What do Americans call a 'double-barrelled surname'?
It seems "double surname" is more popular than "double-barrelled surname" in the US:
Is the attitude of society to such names changing in any way?
Well, those two countries have different starting points. The use of double- and other compound-surnames among Spanish speakers, and those from pre-Columbian tribes is very different to those among British, and they are more often found in the US than the UK, as are plenty of other cultures with different approaches to surnames. In turn, since there are lots of different approaches taken to surnames, there is less need for new immigrants to change their approach to surnames to match that of the country the immigrate to.

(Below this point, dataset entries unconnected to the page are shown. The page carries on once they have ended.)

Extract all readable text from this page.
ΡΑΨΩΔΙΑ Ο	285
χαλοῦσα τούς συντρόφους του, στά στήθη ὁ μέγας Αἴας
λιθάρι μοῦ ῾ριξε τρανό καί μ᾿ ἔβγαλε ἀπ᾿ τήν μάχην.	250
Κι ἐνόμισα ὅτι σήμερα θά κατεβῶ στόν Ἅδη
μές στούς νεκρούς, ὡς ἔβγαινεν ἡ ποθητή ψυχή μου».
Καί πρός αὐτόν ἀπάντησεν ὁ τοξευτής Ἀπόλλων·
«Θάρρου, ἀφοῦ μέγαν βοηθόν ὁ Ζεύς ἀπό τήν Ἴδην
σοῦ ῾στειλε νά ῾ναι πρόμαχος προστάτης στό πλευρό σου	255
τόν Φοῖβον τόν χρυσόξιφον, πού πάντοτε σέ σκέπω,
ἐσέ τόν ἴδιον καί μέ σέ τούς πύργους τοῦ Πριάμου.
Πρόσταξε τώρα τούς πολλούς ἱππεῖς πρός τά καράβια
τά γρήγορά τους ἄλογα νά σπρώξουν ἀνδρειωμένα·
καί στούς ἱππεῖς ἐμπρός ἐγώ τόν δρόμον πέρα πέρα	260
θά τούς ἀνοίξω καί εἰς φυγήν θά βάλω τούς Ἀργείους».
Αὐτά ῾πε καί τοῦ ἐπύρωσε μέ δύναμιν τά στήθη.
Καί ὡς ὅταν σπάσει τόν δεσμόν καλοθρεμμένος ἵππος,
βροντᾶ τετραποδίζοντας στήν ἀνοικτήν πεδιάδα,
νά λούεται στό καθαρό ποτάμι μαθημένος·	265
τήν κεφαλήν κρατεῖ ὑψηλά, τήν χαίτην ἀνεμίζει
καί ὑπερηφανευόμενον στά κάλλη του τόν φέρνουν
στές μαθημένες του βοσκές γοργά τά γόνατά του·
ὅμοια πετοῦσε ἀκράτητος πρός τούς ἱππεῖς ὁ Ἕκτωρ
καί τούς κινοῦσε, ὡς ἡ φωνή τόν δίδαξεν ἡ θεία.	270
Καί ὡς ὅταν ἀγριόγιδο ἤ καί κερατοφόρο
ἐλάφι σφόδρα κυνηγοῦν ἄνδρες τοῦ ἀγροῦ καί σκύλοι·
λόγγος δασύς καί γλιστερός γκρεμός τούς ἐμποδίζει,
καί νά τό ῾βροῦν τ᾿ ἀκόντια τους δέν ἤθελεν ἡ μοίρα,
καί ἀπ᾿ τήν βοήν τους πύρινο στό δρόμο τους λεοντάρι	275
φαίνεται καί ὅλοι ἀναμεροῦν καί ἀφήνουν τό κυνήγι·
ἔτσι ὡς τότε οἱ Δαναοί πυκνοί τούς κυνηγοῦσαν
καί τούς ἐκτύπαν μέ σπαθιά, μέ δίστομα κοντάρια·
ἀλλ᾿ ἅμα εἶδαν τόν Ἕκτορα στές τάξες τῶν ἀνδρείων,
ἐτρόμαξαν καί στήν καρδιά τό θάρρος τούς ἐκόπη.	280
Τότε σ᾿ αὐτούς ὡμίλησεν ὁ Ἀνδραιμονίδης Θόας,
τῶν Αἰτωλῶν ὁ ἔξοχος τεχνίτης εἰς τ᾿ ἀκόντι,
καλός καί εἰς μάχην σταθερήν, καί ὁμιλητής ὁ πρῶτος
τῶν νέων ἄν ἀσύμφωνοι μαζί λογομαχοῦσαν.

As you note, there is an increase in people who would themselves have been given simple single patronym as a surname to give their children a double matrinym-patronym surname, and this happened in the US earlier than in Britain and Ireland.
From the other direction, the US didn't really have a sense of a "real double-barrel name" among the aristocracy because they don't have an aristocracy, while the British had. A couple of decades ago, having a double-barrel surname in Britain that wasn't one of an old family might make someone seem like a pseud to some (aping the aristocracy but not being an aristocrat), but these days that attitude would be rare—nobody using such a name cares about the aristocratic history, and anyone who still cares realises that nobody else does.
I think it depends on what phenomenon you are referring to, but we call the sort of thing where the bride or groom or both stick their surnames together a hyphenated surname. The term is roughly as popular as double surname in American English.
If you mean the practice that's been going on for a long time in several European cultures, I think if we Americans do know a word for it we would call it a double surname. But I qualify that because many people are not familiar with the practice.
To answer your title question, we call them hyphenated names (if they are) or last names (if they are not). Hyphenated names are, in my experience, declining, being replaced with women either keeping their maiden surnames as middle names (e.g. Sarah Kennedy Gunn) or keeping their maiden names and forgoing altogether the husband's name (Sarah Kennedy). A percentage (not the majority) are giving their children their maiden names as their middle names. Sarah Kennedy Gunn likely writes out her entire name, but her child Michael will write his as Michael K. Gunn, and her daughter will likely identify herself as Hope Gunn Johnson when she marries.
If 'increasing numbers of mothers are not marrying the father of their children' how can double names be growing? Unmarried mothers have an incentive to either give their child the father's surname (for child support and legitimacy reasons) or to avoid doing so (when custody might be disputed and there is no interest in child support.) But these mothers rarely hyphenate their child's surname.
I think we're on a 20 or so year lag time following the ups and downs of feminism. As it's increasing again now in the US, there will likely be some new change in 20 years or so, probably women will no longer be taking their husband's surnames at all is my guess.